Case Studies: Why Does It Work?

To understand why CHIQ performs so well, we need to look at specific examples where standard rewriting fails but CHIQ succeeds.

Case Study 1: The Biology Query

In this example (Table 9), the user asks a complex chain of questions about human metabolism.

Table 9 showing a biology query example where CHIQ resolves ambiguity.

  • The Problem: The user asks, “What is the emotional response due to the third one?”
  • Standard Rewrite (LLM-QR): “What is the emotional response associated with the third hormone?”
  • Result: Rank 41. The search engine doesn’t know which hormone is “the third one” because the list was in the previous turn.
  • CHIQ Enhancement:
  • HS (History Summary): Explicitly lists “Cortisol, glucagon, adrenaline…”
  • CHIQ-FT Query: “How does adrenaline impact mood?”
  • Result: Rank 3. By resolving “the third one” to “adrenaline” before rewriting, the system found the right document.

Case Study 2: The Jazz Musician

In Table 10, the user asks about albums by Cal Tjader.

Table 10 showing a music query example handling topic consistency.

  • The Problem: The conversation is long and mentions various collaborators.
  • Standard Rewrite: “Which album did Cal Tjader record with Jack Weeks…?” (Rank 16).
  • CHIQ Enhancement: The Pseudo Response (PR) module hallucinates/predicts relevant titles like “Inauguration of the Pleasure Dome.” Even if the prediction is slightly off, it primes the context with album-related vocabulary.
  • CHIQ-Fusion Result: Rank 5.

Implications and Future Outlook

The CHIQ paper is a significant step forward for democratizing conversational search. Here are the key takeaways:

  1. Data Quality > Model Size: You don’t always need a larger model. Sometimes, you just need to feed your smaller model better inputs.
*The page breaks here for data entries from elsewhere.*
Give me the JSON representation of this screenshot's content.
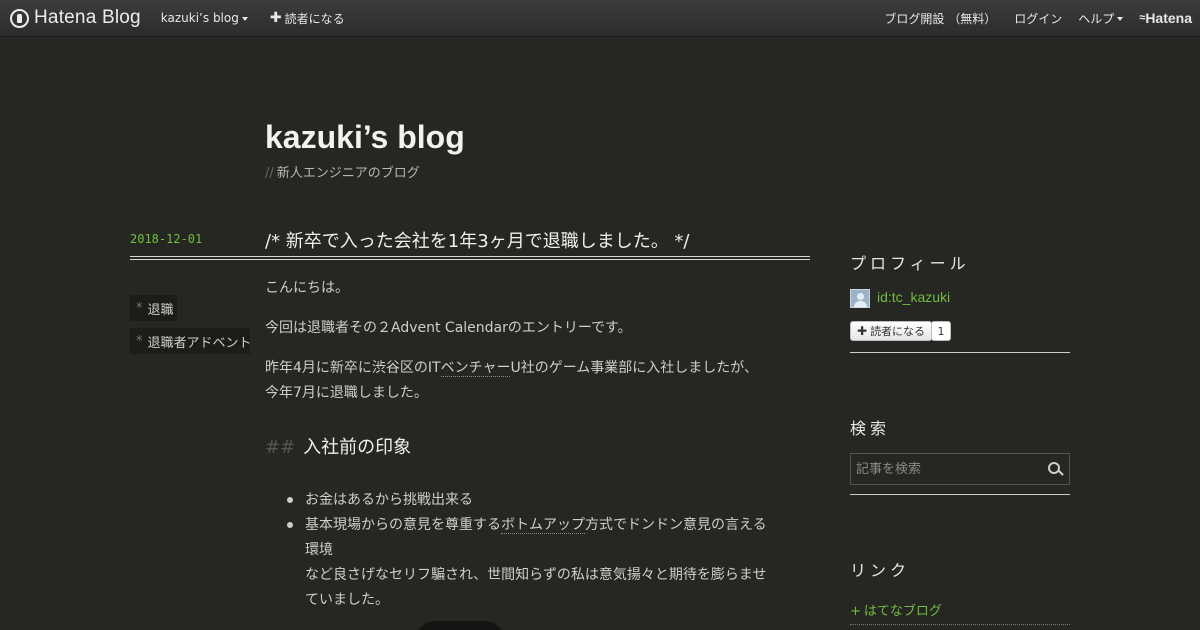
{
  "topbar": {
    "brand": "Hatena Blog",
    "blog_menu": "kazuki’s blog",
    "subscribe": "読者になる",
    "open_blog": "ブログ開設 （無料）",
    "login": "ログイン",
    "help": "ヘルプ",
    "hatena": "Hatena"
  },
  "blog": {
    "title": "kazuki’s blog",
    "description_prefix": "//",
    "description": "新人エンジニアのブログ"
  },
  "entry": {
    "date": "2018-12-01",
    "title": "/*  新卒で入った会社を1年3ヶ月で退職しました。   */",
    "categories": [
      "退職",
      "退職者アドベント"
    ],
    "paragraphs": {
      "p1": "こんにちは。",
      "p2": "今回は退職者その２Advent Calendarのエントリーです。",
      "p3_a": "昨年4月に新卒に渋谷区のIT",
      "p3_kw": "ベンチャー",
      "p3_b": "U社のゲーム事業部に入社しましたが、",
      "p3_c": "今年7月に退職しました。"
    },
    "heading_prefix": "##",
    "heading": "入社前の印象",
    "list": {
      "item1": "お金はあるから挑戦出来る",
      "item2_a": "基本現場からの意見を尊重する",
      "item2_kw": "ボトムアップ",
      "item2_b": "方式でドンドン意見の言える",
      "item2_c": "環境",
      "cont1": "など良さげなセリフ騙され、世間知らずの私は意気揚々と期待を膨らませ",
      "cont2": "ていました。"
    }
  },
  "sidebar": {
    "profile_heading": "プロフィール",
    "profile_id": "id:tc_kazuki",
    "subscribe": "読者になる",
    "subscriber_count": "1",
    "search_heading": "検索",
    "search_placeholder": "記事を検索",
    "links_heading": "リンク",
    "link_plus": "+",
    "link_hatena": "はてなブログ"
  },
  "icons": [
    "hatena-logo-icon",
    "caret-down-icon",
    "plus-icon",
    "search-icon",
    "avatar-icon"
  ],
  "colors": {
    "background": "#262622",
    "accent_green": "#6fbe3f",
    "text": "#cfcfc8"
  }
}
By enhancing the history, LLaMA-2-7B punched way above its weight class.
  2. Modularity Matters: Breaking the complex task of “rewriting” into smaller sub-tasks (disambiguation, expansion, summarization) makes it easier for open-source models to reason correctly.
  3. Efficiency: The CHIQ-FT method shows that we can use powerful LLMs to train efficient, smaller models that can be deployed in production environments with lower latency.

CHIQ demonstrates that the gap between open-source and closed-source LLMs in complex tasks can be bridged not just by training bigger models, but by designing smarter pipelines. For students and researchers, this opens up exciting avenues to build powerful search assistants without relying on costly proprietary APIs.